By Bob Mirman, CEO
I am a firm believer that there are only three kinds of people in this world: Those who are good at math…and those who are not.
OK, OK…Clearly, math just isn’t my strong suit.
But I am a keen observer of consumers’ behavior during the home purchase experience. And I know enough to be dangerous about regression analysis and other statistical mumbo-jumbo to understand that some things are just more important than others when it comes to creating a home buyer who is willing to refer their builder to a friend or acquaintance.
What does it take to sell a home to a buyer today, and to his friend tomorrow? How do we create sales from referrals? How do we create home buyers who are so devoted to their builder or Realtor that they would go out and drag their friends into your sales office…without being paid to do so?
Customer Care is a broader concept than customer service, because it encompasses all the policies and practices you follow for consistently delivering an extraordinary customer experience, the purpose of which is NOT to create satisfied customers but to drive sales from referrals. Customer Care begins before the prospective buyer even sets foot in your sales office and shouldn’t end until the expiration of your long-term structural warranty period.
Customer Care is delivered by the sales agent in the form of pro-active communication. Or by the design consultant in the form of the value proposition of the design selection process. Or the customer service representative who completes a post-move in repair right the first time.
And let’s talk about builders who believe that Customer Care and customer service are expense items. What they are missing is that by delivering an extraordinary experience, home owners are much more likely to send their friends to your sales offices. The customer experience should create future sales…customer service is a long-term profit center. Is there a better reason?
Customer Care is a profit center because the delivery of an extraordinary customer experience creates…
- Positive Word-of-Mouth and a local reputation
- Strong willingness to pro-actively share the positive experience with friends
- Passionate referrals as opposed to a simple description of the experience
- Sales from referrals and local reputation! Think Apple. Nordstrom. Southwest Airlines.
Eliant’s top rated builders are selling 45-50% of their homes from referrals versus a national average for all new home builders of about 6-8%. This positive gap is not by accident or differing demographics or price points. Builders with a high percent of sales from referrals and word of mouth are providing a customer experience which exceeds their buyers’ expectations.
And by the way – don’t believe for a second that the only way to get your customers to refer their friends is to offer a sizable ‘incentive premium’ for the referral. I clearly remember the desperation during the recession, when some of our client builders we offering up to $10,000 as a referral incentive. Unbelievable.

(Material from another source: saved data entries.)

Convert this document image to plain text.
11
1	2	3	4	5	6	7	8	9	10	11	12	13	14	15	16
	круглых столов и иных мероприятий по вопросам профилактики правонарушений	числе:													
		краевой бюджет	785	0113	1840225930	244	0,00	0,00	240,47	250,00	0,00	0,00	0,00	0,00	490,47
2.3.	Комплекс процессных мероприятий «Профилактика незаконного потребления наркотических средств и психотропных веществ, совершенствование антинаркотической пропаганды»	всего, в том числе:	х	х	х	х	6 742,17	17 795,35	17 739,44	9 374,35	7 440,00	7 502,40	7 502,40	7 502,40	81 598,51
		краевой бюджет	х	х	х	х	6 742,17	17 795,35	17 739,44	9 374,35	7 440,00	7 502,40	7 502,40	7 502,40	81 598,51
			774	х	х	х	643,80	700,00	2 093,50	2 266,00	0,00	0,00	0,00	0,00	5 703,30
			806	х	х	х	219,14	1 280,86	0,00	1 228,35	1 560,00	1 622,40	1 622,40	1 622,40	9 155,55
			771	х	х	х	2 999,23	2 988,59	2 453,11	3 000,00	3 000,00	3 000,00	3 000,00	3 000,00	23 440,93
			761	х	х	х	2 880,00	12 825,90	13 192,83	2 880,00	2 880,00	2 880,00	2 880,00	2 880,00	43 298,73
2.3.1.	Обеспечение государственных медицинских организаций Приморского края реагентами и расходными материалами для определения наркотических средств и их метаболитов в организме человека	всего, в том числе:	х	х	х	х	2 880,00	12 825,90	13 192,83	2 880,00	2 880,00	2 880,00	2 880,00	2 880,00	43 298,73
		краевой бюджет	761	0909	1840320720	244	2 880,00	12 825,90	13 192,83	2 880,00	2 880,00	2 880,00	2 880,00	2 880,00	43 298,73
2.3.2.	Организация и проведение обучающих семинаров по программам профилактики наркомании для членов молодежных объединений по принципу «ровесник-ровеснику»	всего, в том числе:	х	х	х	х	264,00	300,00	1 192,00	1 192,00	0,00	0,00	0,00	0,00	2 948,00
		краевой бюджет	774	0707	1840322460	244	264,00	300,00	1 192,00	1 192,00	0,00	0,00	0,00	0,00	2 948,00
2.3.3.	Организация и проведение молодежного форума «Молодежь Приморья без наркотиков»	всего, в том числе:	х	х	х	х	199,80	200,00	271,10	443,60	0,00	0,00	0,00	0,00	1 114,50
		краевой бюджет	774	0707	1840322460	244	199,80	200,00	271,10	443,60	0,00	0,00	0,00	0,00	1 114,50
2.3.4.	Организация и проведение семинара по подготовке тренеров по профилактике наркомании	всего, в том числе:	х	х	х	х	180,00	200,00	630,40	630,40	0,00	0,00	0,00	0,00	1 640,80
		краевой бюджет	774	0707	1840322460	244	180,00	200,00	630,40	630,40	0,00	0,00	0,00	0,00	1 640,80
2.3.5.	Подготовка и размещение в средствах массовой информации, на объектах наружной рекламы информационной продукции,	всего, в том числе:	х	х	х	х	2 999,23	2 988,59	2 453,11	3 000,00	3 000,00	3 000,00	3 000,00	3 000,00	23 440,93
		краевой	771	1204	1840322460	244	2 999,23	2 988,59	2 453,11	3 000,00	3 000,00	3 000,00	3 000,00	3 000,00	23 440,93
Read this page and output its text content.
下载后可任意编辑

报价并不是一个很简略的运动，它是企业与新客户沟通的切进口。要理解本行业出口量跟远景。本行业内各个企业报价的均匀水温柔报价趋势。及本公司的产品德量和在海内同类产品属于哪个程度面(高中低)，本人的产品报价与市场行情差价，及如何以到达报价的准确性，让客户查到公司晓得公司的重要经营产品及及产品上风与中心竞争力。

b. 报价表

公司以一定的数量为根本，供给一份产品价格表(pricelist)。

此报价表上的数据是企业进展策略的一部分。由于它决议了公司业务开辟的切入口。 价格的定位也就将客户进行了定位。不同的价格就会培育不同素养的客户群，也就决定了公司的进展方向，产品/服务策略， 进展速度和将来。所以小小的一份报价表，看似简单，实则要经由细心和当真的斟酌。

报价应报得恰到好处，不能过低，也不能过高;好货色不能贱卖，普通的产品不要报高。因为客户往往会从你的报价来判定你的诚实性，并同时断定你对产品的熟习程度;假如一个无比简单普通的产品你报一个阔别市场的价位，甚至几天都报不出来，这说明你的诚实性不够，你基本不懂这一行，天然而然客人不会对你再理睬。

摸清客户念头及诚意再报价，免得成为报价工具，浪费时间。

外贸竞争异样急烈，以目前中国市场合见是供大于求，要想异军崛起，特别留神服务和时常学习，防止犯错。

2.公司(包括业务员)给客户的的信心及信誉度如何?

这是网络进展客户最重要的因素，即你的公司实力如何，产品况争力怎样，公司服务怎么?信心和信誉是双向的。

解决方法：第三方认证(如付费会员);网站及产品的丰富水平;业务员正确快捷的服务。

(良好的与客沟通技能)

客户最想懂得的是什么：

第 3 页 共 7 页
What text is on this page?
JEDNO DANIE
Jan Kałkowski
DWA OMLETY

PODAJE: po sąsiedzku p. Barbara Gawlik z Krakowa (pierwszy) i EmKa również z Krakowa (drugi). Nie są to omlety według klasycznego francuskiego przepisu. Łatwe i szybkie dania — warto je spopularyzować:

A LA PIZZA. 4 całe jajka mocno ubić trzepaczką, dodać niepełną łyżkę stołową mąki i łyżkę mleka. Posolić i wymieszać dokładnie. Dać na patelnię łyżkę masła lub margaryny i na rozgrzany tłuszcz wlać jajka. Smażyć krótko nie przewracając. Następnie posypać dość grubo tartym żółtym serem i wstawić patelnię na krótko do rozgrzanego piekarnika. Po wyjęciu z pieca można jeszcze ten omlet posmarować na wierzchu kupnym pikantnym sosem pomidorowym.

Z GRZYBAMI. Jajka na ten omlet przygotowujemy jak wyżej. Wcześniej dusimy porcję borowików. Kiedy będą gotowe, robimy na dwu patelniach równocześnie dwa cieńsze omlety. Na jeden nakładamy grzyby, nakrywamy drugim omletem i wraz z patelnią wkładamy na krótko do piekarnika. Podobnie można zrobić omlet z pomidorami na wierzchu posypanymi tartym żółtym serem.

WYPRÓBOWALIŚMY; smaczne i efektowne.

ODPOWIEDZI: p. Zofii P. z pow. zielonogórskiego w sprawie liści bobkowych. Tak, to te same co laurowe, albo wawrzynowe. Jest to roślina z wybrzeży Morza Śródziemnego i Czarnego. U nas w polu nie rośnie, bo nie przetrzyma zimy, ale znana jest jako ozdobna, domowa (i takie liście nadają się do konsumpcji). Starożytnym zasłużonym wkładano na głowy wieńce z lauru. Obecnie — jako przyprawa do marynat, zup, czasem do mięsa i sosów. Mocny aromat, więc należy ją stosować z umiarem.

Look at it this way: How much would you have to receive to send your best friend to a vendor, restaurant, cruise line, movie theater, or a home builder with whom you received an awful experience? I only have one friend who would do that to me…and that may be because I stuck a banana up his car’s tailpipe about two years ago, and he has a ridiculously long memory.
The best purpose of a financial incentive is that it gives your sales person an excuse to call the buyer, explain the incentive, and ask for the referral.
So, what can builders do to correctly prioritize the Customer Experience plan?
Well, after measuring this for over 30 years, we know that there is an inverse relationship between sales volume and customer satisfaction ratings. In an up-market, homebuyer satisfaction declines. Why? We get our feet stuck in the mud of compressed production schedules, too few trades, poorly trained trades, new hires, and overly aggressive sales targets; we forget about the importance of the customer experience to our business model, our future.
I like to look at it this way: you need a blueprint to correctly plan and build a new home. You also need a ‘blueprint for the customer experience’:
- What are the required touch points with each buyer?
- What will you do at each touch point to WOW each buyer?
- In what ways will your department teams systematically set the buyer’s expectations at levels you plan to BEAT?
- How will you pro-actively communicate construction and loan status to each buyer?
- How can you better focus on the FIVE key issues which drive home owners’ willingness to refer a friend to you?
- How will you hold your team accountable for the delivery of an extraordinary customer experience?
- How will you integrate this blueprint into your bonus compensation plan?
And one final point. The primary distinguishing characteristic of builders with great reputations and high survey scores is predictable: The concept, the required goal setting, the recognition process, the accountability all MUST come from the top of the org-chart…or it won’t work. Grass roots programs rarely work for the long term, if at all.